Posted on the 03 October 2024 by Spectralnights

Albany, NY-based Drug Church return with ‘Prude’ (released via Pure Noise Records on 4 October) and it’s 28 minutes of heart-on-sleeve attitude and punk-meets-hardcore riffs…

‘Mad Care’ opens the album with a blast of aggressive, noisy guitar and drums with Patrick Kindlon joining the proceedings, declaring: ‘This is your situation, this is your circumstance, this is your fork in the road. ‘Myopic’ follows with retro yet anthemic hooks a la Turnstile. There are political and religious slants to the words as Patrick also laments ‘shitty exes’. ‘Hey Listen’ focuses more on nostalgia, which is the perfect complement to its new wave sound: ‘Looks like half my high school friends’.

‘Business Ethics’ specialises in the kind of storytelling that serves Craig Finn from The Hold Steady so well (‘Yankee Trails’ with its list of US cities and states does similar) as Patrick discusses a familial situation over a brooding bass line: ‘My cousin, he had an idea. He needed money for drugs. He went missing for days. Called his mum: ‘Please pay”. ‘The Bitter’s has a frenetic opening with lyrics about crushing enemies and making someone a target delivered with gusto: ‘Even parasites have the foresight not to kill their hosts’.

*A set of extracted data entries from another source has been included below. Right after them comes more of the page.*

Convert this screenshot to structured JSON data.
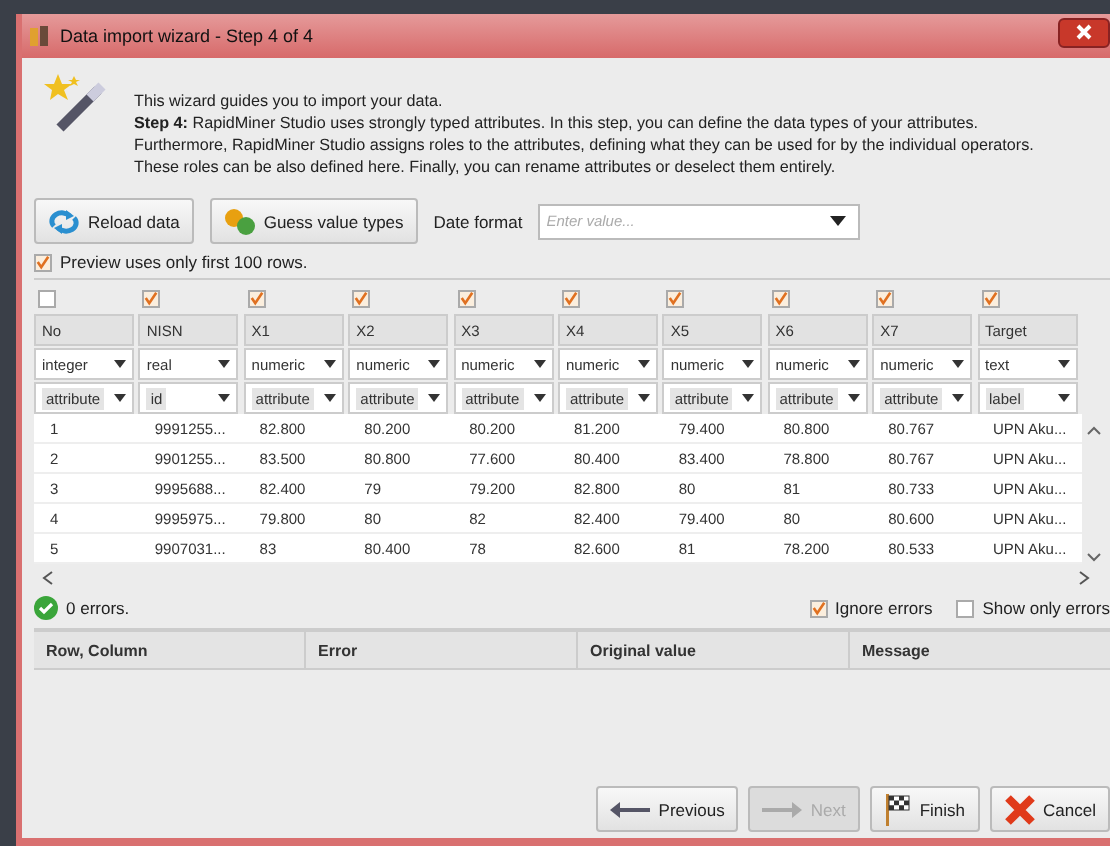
{
  "window": {
    "title": "Data import wizard - Step 4 of 4"
  },
  "intro": {
    "line": "This wizard guides you to import your data.",
    "text": "**Step 4:** RapidMiner Studio uses strongly typed attributes. In this step, you can define the data types of your attributes. Furthermore, RapidMiner Studio assigns roles to the attributes, defining what they can be used for by the individual operators. These roles can be also defined here. Finally, you can rename attributes or deselect them entirely."
  },
  "toolbar": {
    "reload": "Reload data",
    "guess": "Guess value types",
    "date_label": "Date format",
    "date_placeholder": "Enter value..."
  },
  "preview": {
    "label": "Preview uses only first 100 rows.",
    "checked": true
  },
  "columns": [
    {
      "name": "No",
      "checked": false,
      "type": "integer",
      "role": "attribute"
    },
    {
      "name": "NISN",
      "checked": true,
      "type": "real",
      "role": "id"
    },
    {
      "name": "X1",
      "checked": true,
      "type": "numeric",
      "role": "attribute"
    },
    {
      "name": "X2",
      "checked": true,
      "type": "numeric",
      "role": "attribute"
    },
    {
      "name": "X3",
      "checked": true,
      "type": "numeric",
      "role": "attribute"
    },
    {
      "name": "X4",
      "checked": true,
      "type": "numeric",
      "role": "attribute"
    },
    {
      "name": "X5",
      "checked": true,
      "type": "numeric",
      "role": "attribute"
    },
    {
      "name": "X6",
      "checked": true,
      "type": "numeric",
      "role": "attribute"
    },
    {
      "name": "X7",
      "checked": true,
      "type": "numeric",
      "role": "attribute"
    },
    {
      "name": "Target",
      "checked": true,
      "type": "text",
      "role": "label"
    }
  ],
  "rows": [
    [
      "1",
      "9991255...",
      "82.800",
      "80.200",
      "80.200",
      "81.200",
      "79.400",
      "80.800",
      "80.767",
      "UPN Aku..."
    ],
    [
      "2",
      "9901255...",
      "83.500",
      "80.800",
      "77.600",
      "80.400",
      "83.400",
      "78.800",
      "80.767",
      "UPN Aku..."
    ],
    [
      "3",
      "9995688...",
      "82.400",
      "79",
      "79.200",
      "82.800",
      "80",
      "81",
      "80.733",
      "UPN Aku..."
    ],
    [
      "4",
      "9995975...",
      "79.800",
      "80",
      "82",
      "82.400",
      "79.400",
      "80",
      "80.600",
      "UPN Aku..."
    ],
    [
      "5",
      "9907031...",
      "83",
      "80.400",
      "78",
      "82.600",
      "81",
      "78.200",
      "80.533",
      "UPN Aku..."
    ]
  ],
  "status": {
    "errors": "0 errors.",
    "ignore_label": "Ignore errors",
    "ignore_checked": true,
    "only_label": "Show only errors",
    "only_checked": false
  },
  "error_table": {
    "columns": [
      "Row, Column",
      "Error",
      "Original value",
      "Message"
    ]
  },
  "buttons": [
    {
      "kind": "previous",
      "label": "Previous",
      "disabled": false
    },
    {
      "kind": "next",
      "label": "Next",
      "disabled": true
    },
    {
      "kind": "finish",
      "label": "Finish",
      "disabled": false
    },
    {
      "kind": "cancel",
      "label": "Cancel",
      "disabled": false
    }
  ]
}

The album ends with ‘Peer Review’, a track that once again finds Patrick in troubadour mode, painting a picture of a setting that he describes as ‘Hell’: ‘I find myself here at home with the misfits when I’m supposed to be so much better than this’. He then backs down on these initial thoughts after some self-reflection: ‘A sense of self-entitlement runs through my mind. Who the fuck am I?’

‘Prude’ is a frantic but powerful record that will make you once again hail Drug Church.